Abstract :
As illustrated by the World Wide Web, the volume of
information in languages other than English has grown
significantly in recent years. This highlights the importance
of multilingual corpora. Much effort has been
devoted to the compilation of multilingual corpora for
the purpose of cross-lingual information retrieval and
machine translation. Existing parallel corpora mostly
involve European languages, such as English–French
and English–Spanish. There is still a lack of parallel
corpora between European languages and Asian
languages. In the authors’ previous work, an alignment
method to identify one-to-one Chinese and English title
pairs was developed to construct an English–Chinese
parallel corpus that works automatically from the World
Wide Web, and a 100% precision and 87% recall were
obtained. Careful analysis of these results has helped
the authors to understand how the alignment method
can be improved.
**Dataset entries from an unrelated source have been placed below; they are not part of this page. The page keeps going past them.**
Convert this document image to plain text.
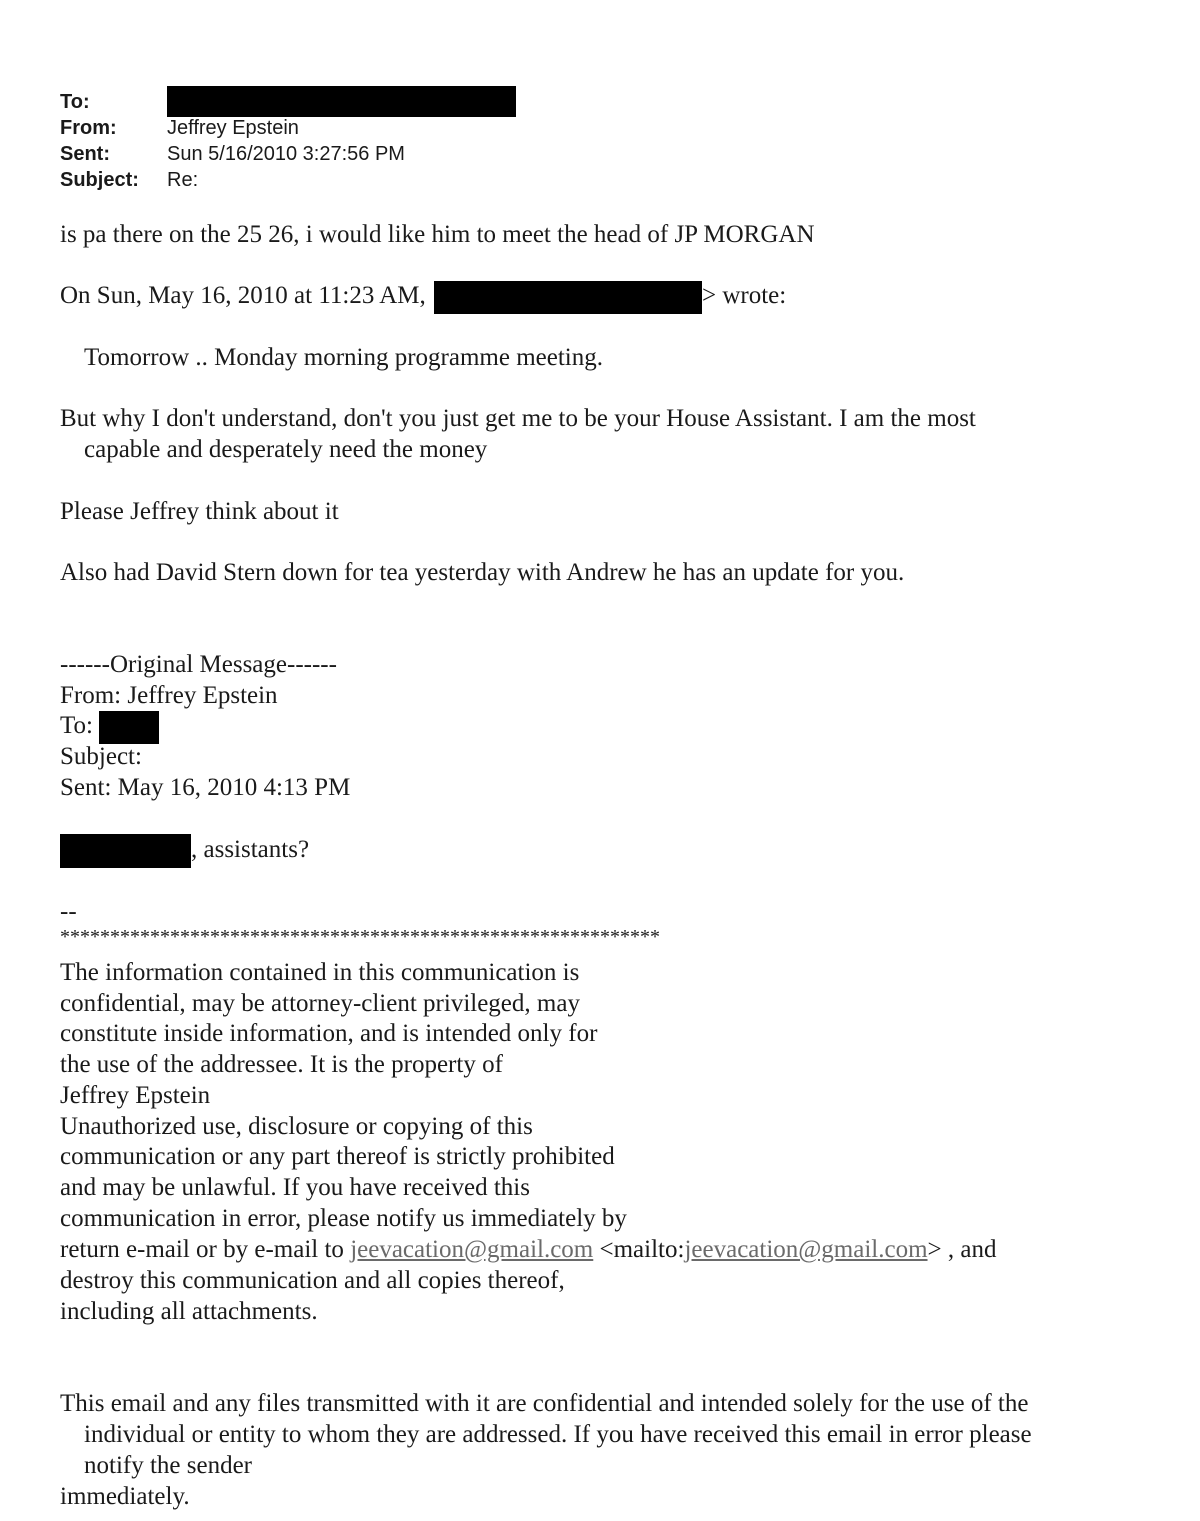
To:
From:	Jeffrey Epstein
Sent:	Sun 5/16/2010 3:27:56 PM
Subject: Re:
is pa there on the 25 26, i would like him to meet the head of JP MORGAN
On Sun, May 16, 2010 at 11:23 AM,	> wrote:
Tomorrow .. Monday morning programme meeting.
But why I don't understand, don't you just get me to be your House Assistant. I am the most
capable and desperately need the money
Please Jeffrey think about it
Also had David Stern down for tea yesterday with Andrew he has an update for you.
------Original Message------
From: Jeffrey Epstein
To:
Subject:
Sent: May 16, 2010 4:13 PM
, assistants?
--
************************************************************
The information contained in this communication is
confidential, may be attorney-client privileged, may
constitute inside information, and is intended only for
the use of the addressee. It is the property of
Jeffrey Epstein
Unauthorized use, disclosure or copying of this
communication or any part thereof is strictly prohibited
and may be unlawful. If you have received this
communication in error, please notify us immediately by
return e-mail or by e-mail to jeevacation@gmail.com <mailto:jeevacation@gmail.com> , and
destroy this communication and all copies thereof,
including all attachments.
This email and any files transmitted with it are confidential and intended solely for the use of the
individual or entity to whom they are addressed. If you have received this email in error please
notify the sender
immediately.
A conceptual analysis was conducted,
which includes the analysis of conceptual equivalent
and conceptual information alternation in the aligned
and nonaligned English–Chinese title pairs that are
obtained by the alignment method. The result of the
analysis not only reflects the characteristics of parallel
corpora, but also gives insight into the strengths and
weaknesses of the alignment method. In particular, conceptual
alternation, such as omission and addition, is
found to have a significant impact on the performance of
the alignment method